Another portion of TransCanada's PowerPoint presentation discusses the various criminal and anti-terrorism statutes that could be deployed to deter grassroots efforts to stop KXL. The charge options TransCanada presented included criminal trespass, criminal conspiracy, and most prominently and alarmingly, federal and state anti-terrorism statutes.
Journalism Could be Terrorism/Criminal According to FBI/DHS Fusion Center Presentation
An April 2013 presentation given by John McDermott, a crime analyst at the Nebraska Information Analysis Center (NIAC) —the name of the FBI and DHS-funde Nebraska-based Fusion Center — details all of the various "suspicious activities" that could allegedly prove a "domestic terrorism" plot in the making.
NAIC says its mission is to "[c]ollect, evaluate, analyze, and disseminate information and intelligence data regarding criminal and terrorist activity to federal, state, local and tribal law enforcement agencies, other Fusion Centers and to the public and private entities as appropriate."
Among the "observed behaviors and incidents reasonably indicative of pre-operations planning related to terrorism or other criminal activity" is "photography, observation, or surveillance of facilities, buildings, or critical infrastructure and key resources." A slippery slope, to say the least, which could ensnare journalists and photojournalists out in the field doing their First Amendment-protected work.
Another so-called "suspicious activity" that could easily ensnare journalists, researchers, and academics: "Eliciting information beyond curiosity about a facility's or building's purpose, operations, or security."

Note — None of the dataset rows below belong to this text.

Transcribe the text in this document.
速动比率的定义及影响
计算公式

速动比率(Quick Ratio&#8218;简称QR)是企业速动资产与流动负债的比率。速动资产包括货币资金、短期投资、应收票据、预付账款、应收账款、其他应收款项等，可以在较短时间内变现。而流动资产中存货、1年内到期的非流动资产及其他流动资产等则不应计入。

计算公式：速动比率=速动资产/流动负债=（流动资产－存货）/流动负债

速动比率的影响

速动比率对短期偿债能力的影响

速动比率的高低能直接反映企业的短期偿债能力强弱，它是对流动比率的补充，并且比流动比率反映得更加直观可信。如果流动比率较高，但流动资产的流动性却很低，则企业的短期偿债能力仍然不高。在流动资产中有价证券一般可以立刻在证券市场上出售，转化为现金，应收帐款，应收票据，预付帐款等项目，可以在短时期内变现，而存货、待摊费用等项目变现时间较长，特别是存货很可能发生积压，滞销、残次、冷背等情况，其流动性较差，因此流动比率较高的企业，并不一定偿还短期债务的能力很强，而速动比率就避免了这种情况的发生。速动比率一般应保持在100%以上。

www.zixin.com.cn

Melissa Troutman and Joshua Pribanic, producers of the documentary film Triple Divide and co-editors of the investigative journalism website Public Herald, are an important case in point. While in the Tioga State Forest (public land) filming a Seneca Resources fracking site in Troy, Pennsylvania, they were detained by a Seneca contractor and later labeled possible "eco-terrorists."
"In discussions between the Seneca Resources and Chief Caldwell, we were made out to be considered 'eco-terrorists' who attempted to trespass and potentially vandalize Seneca’s drill sites, even though the audio recording of this incident is clear that we identified ourselves as investigative journalists in conversation with the second truck driver," they explained in a post about the encounter, which can also be heard in their film.
"We were exercising a constitutional right as members of the free press to document and record events of interest to the public on public property when stripped of that right by contractors of Seneca."
Activists protesting against the American Legislative Exchange Council (ALEC) during its April 2013 meeting in Arizona were also labeled as possible "domestic terrorists" by the Arizona FBI/DHS Fusion Center, as detailed in a recent investigation by the Center for Media and Democracy.
"Not Just Empty Rhetoric"
It'd be easy to write off TransCanada and law enforcement's antics as absurd. Will Potter, in an article about the documents, warned against such a mentality.
"This isn’t empty rhetoric," he wrote. "In Texas, a terrorism investigation entrapped activists for using similar civil disobedience tactics. And as I reported recently for VICE, Oregon considered legislation to criminalize tree sits. TransCanada has been using similar tactics in [Canada] as well."
And this latest incident is merely the icing on the cake of the recent explosive findings by Glenn Greenwald of The Guardian about the National Security Agency's (NSA) spying on the communcations records of every U.S. citizen.
"Many terrorism investigations (and a great many convictions) are politically contrived to suit the ends of corporations, offering a stark reminder of how the expansion of executive power — whether in the context of dragnet NSA surveillance, or the FBI treating civil disobedience as terrorism — poses a threat to democracy," Shahid Buttar, Executive Director of the Bill of Rights Defense Committee, told DeSmogBlog.